Corriere della sera 10 luglio 2001
Brian Halweil, esperto del «World Watch Institute», commenta il rapporto Onu sullo sviluppo umano che invita a puntare sul transgenico

«Cibi biotech per il Terzo Mondo? E’ prematuro, la svolta si avrà col riso d’oro»

DAL NOSTRO CORRISPONDENTE
WASHINGTON - Nel «Rapporto sullo sviluppo umano 2001» che l’Onu presenterà a Città del Messico oggi, l’Occidente viene accusato di avere ostacolato il decollo del Terzo mondo negandogli le nuove tecnologie, e in particolare di non averne alleviato il problema della fame con i cibi transgenici. «Invece di adattare l’ambiente alle sementi - ha scritto l’autrice del rapporto Kate Raworth -, dovremmo cercare di adattare le sementi all’ambiente, per esempio renderle resistenti alla siccità». Il Corriere ha intervistato il consulente del Congresso sulle biotecnologie, Brian Halweil, lo specialista del «World Watch Institute».
La tesi del rapporto è fondata?
«È prematura. A mio parere le accuse da rivolgere all’Occidente sono altre, di non avere combattuto a sufficienza la povertà e le ingiustizie sociali del Terzo mondo. Sono esse che causano la fame in primo luogo: il premio Nobel Amartya Sen ha sottolineato che, negli Anni Novanta, l’80 per cento dei bambini denutriti viveva in Paesi dove la produzione agricola era sovrabbondante. I cibi transgenici avranno un ruolo nella lotta contro la fame, ma non tutti e non subito».
Perché? In America la vostra produzione di semi di soia non è transgenica quasi al 70 per cento?
«Lo è, ma costituisce un’eccezione. L’Onu sembra ignorare che attualmente l’industria biotecnologica investe in una gamma molto limitata di prodotti agricoli che hanno scarsa rilevanza per il Terzo mondo. Investe cioè soprattutto per gli americani e i canadesi, abituati a culture intensive e con un’alimentazione ricca. A medio termine sarà diverso: si sta sperimentando il cosiddetto riso d’oro, arricchito della vitamina A, particolarmente efficace contro la denutrizione, ma ci vorranno anni prima che venga prodotto e consumato su larga scala».
In Europa c’è molta resistenza ai cibi transgenici. Lei cosa ne pensa?
«Prima di diffondersi, i cibi transgenici devono ricevere un attestato di sicurezza dalle autorità. E infatti la scorsa settimana l’Organizzazione mondiale della Sanità ha annunciato che pubblicherà delle direttive in merito entro il 2003. Ma l’utilità della ricerca biotecnologica è enorme perché ci consente di scoprire i meccanismi della crescita dei prodotti e di proteggerli. Questo aiuterà il Terzo mondo a coltivarli anche in condizioni avverse senza doverli alterare geneticamente».
Che cosa può fare l’Occidente a breve scadenza per diminuire la piaga della fame?

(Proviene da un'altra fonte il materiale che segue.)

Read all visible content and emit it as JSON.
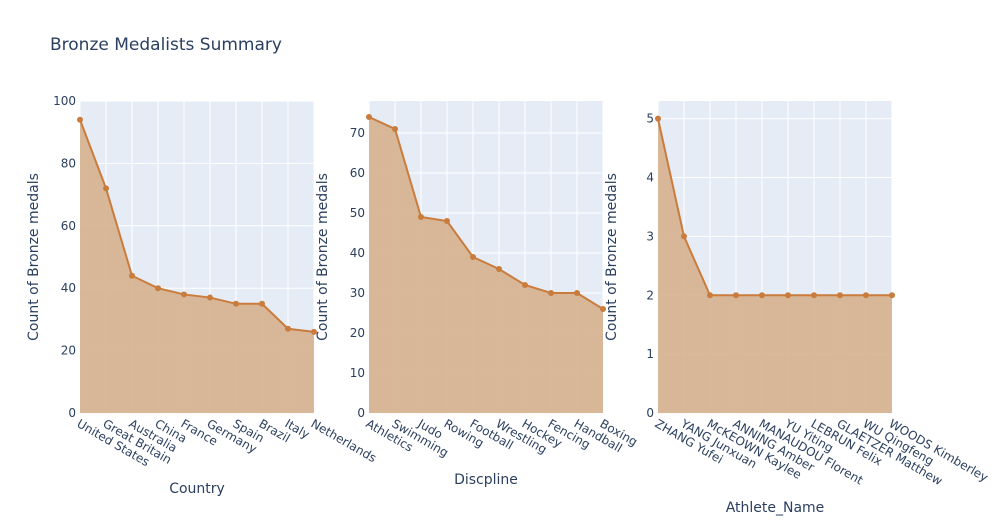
{
  "title": "Bronze Medalists Summary",
  "colors": {
    "line": "#c97c3c",
    "fill": "#d7b28f",
    "plot_bg": "#e5ecf6",
    "grid": "#ffffff",
    "text": "#2a3f5f"
  },
  "chart_data": [
    {
      "type": "area",
      "categories": [
        "United States",
        "Great Britain",
        "Australia",
        "China",
        "France",
        "Germany",
        "Spain",
        "Brazil",
        "Italy",
        "Netherlands"
      ],
      "values": [
        94,
        72,
        44,
        40,
        38,
        37,
        35,
        35,
        27,
        26
      ],
      "xlabel": "Country",
      "ylabel": "Count of Bronze medals",
      "ylim": [
        0,
        100
      ],
      "yticks": [
        0,
        20,
        40,
        60,
        80,
        100
      ]
    },
    {
      "type": "area",
      "categories": [
        "Athletics",
        "Swimming",
        "Judo",
        "Rowing",
        "Football",
        "Wrestling",
        "Hockey",
        "Fencing",
        "Handball",
        "Boxing"
      ],
      "values": [
        74,
        71,
        49,
        48,
        39,
        36,
        32,
        30,
        30,
        26
      ],
      "xlabel": "Discpline",
      "ylabel": "Count of Bronze medals",
      "ylim": [
        0,
        78
      ],
      "yticks": [
        0,
        10,
        20,
        30,
        40,
        50,
        60,
        70
      ]
    },
    {
      "type": "area",
      "categories": [
        "ZHANG Yufei",
        "YANG Junxuan",
        "McKEOWN Kaylee",
        "ANNING Amber",
        "MANAUDOU Florent",
        "YU Yiting",
        "LEBRUN Felix",
        "GLAETZER Matthew",
        "WU Qingfeng",
        "WOODS Kimberley"
      ],
      "values": [
        5,
        3,
        2,
        2,
        2,
        2,
        2,
        2,
        2,
        2
      ],
      "xlabel": "Athlete_Name",
      "ylabel": "Count of Bronze medals",
      "ylim": [
        0,
        5.3
      ],
      "yticks": [
        0,
        1,
        2,
        3,
        4,
        5
      ]
    }
  ]
}
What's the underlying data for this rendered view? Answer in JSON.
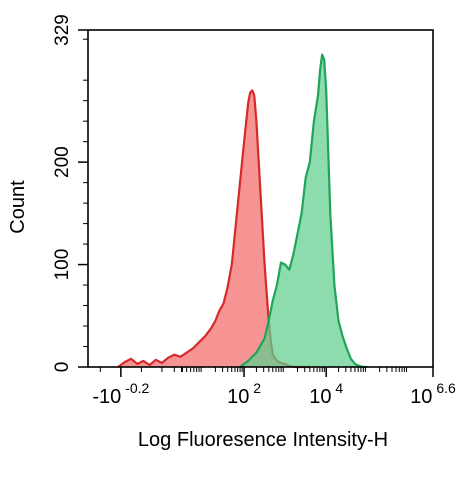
{
  "chart_data": {
    "type": "area",
    "title": "",
    "xlabel": "Log Fluoresence Intensity-H",
    "ylabel": "Count",
    "x_scale": "log",
    "xlim": [
      -1.8,
      6.6
    ],
    "ylim": [
      0,
      329
    ],
    "x_ticks": [
      {
        "pos": -1.0,
        "base": "-10",
        "exp": "-0.2"
      },
      {
        "pos": 2.0,
        "base": "10",
        "exp": "2"
      },
      {
        "pos": 4.0,
        "base": "10",
        "exp": "4"
      },
      {
        "pos": 6.6,
        "base": "10",
        "exp": "6.6"
      }
    ],
    "y_ticks": [
      {
        "value": 0,
        "label": "0"
      },
      {
        "value": 100,
        "label": "100"
      },
      {
        "value": 200,
        "label": "200"
      },
      {
        "value": 329,
        "label": "329"
      }
    ],
    "legend": "none",
    "grid": false,
    "series": [
      {
        "color_fill": "#f26b6b",
        "color_line": "#d42a2a",
        "x": [
          -1.07,
          -0.9,
          -0.75,
          -0.6,
          -0.45,
          -0.3,
          -0.15,
          0.0,
          0.15,
          0.3,
          0.45,
          0.6,
          0.75,
          0.9,
          1.05,
          1.2,
          1.3,
          1.4,
          1.5,
          1.55,
          1.6,
          1.7,
          1.8,
          1.9,
          2.0,
          2.1,
          2.15,
          2.2,
          2.25,
          2.3,
          2.4,
          2.5,
          2.6,
          2.65,
          2.7,
          2.8,
          2.9,
          3.0,
          3.1,
          3.25,
          3.45,
          3.6
        ],
        "y": [
          0,
          5,
          8,
          3,
          6,
          2,
          7,
          4,
          9,
          12,
          10,
          14,
          18,
          24,
          30,
          38,
          45,
          55,
          62,
          70,
          78,
          100,
          140,
          180,
          220,
          258,
          268,
          270,
          265,
          240,
          170,
          100,
          45,
          25,
          12,
          6,
          4,
          3,
          1,
          0,
          0,
          0
        ]
      },
      {
        "color_fill": "#5fcf8f",
        "color_line": "#1fa55a",
        "x": [
          1.9,
          2.1,
          2.3,
          2.5,
          2.6,
          2.7,
          2.8,
          2.9,
          3.0,
          3.1,
          3.2,
          3.3,
          3.4,
          3.5,
          3.6,
          3.7,
          3.8,
          3.85,
          3.9,
          3.95,
          4.0,
          4.1,
          4.2,
          4.3,
          4.4,
          4.5,
          4.6,
          4.7,
          4.8,
          4.9,
          5.0
        ],
        "y": [
          0,
          6,
          14,
          28,
          45,
          65,
          80,
          102,
          100,
          95,
          110,
          130,
          150,
          185,
          200,
          240,
          265,
          290,
          305,
          300,
          270,
          150,
          80,
          45,
          30,
          18,
          8,
          3,
          1,
          0,
          0
        ]
      }
    ]
  }
}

«Innanzitutto, affrontare il problema della povertà. Poi prendere i provvedimenti a portata di mano: la forestazione, l’irrigazione, la protezione del suolo, che se viene coperto perde meno acqua, e così via. Infine, accrescere l’assistenza alimentare e distribuirla meglio, e rendere i prezzi dei medicinali più accessibili. Non vincerà la guerra, ma darà tempo alla biotecnologia di svilupparsi in maniera sicura».
In pratica, lei ritiene che coltivare oggi prodotti geneticamente alterati nel Terzo mondo sarebbe pericoloso.
«Ci sono due motivi. Uno è che la nostra esperienza di prodotti trasgenici è modesta, si limita ai semi di soia, al mais e al cotone. L’altro è che le nazioni povere sono quelle che possiedono la maggiore biodiversità. Spesso i raccolti crescono vicino a piante che sono loro imparentate. Non sappiamo quali effetti avrebbe la trasmigrazione dei geni dagli uni alle altre».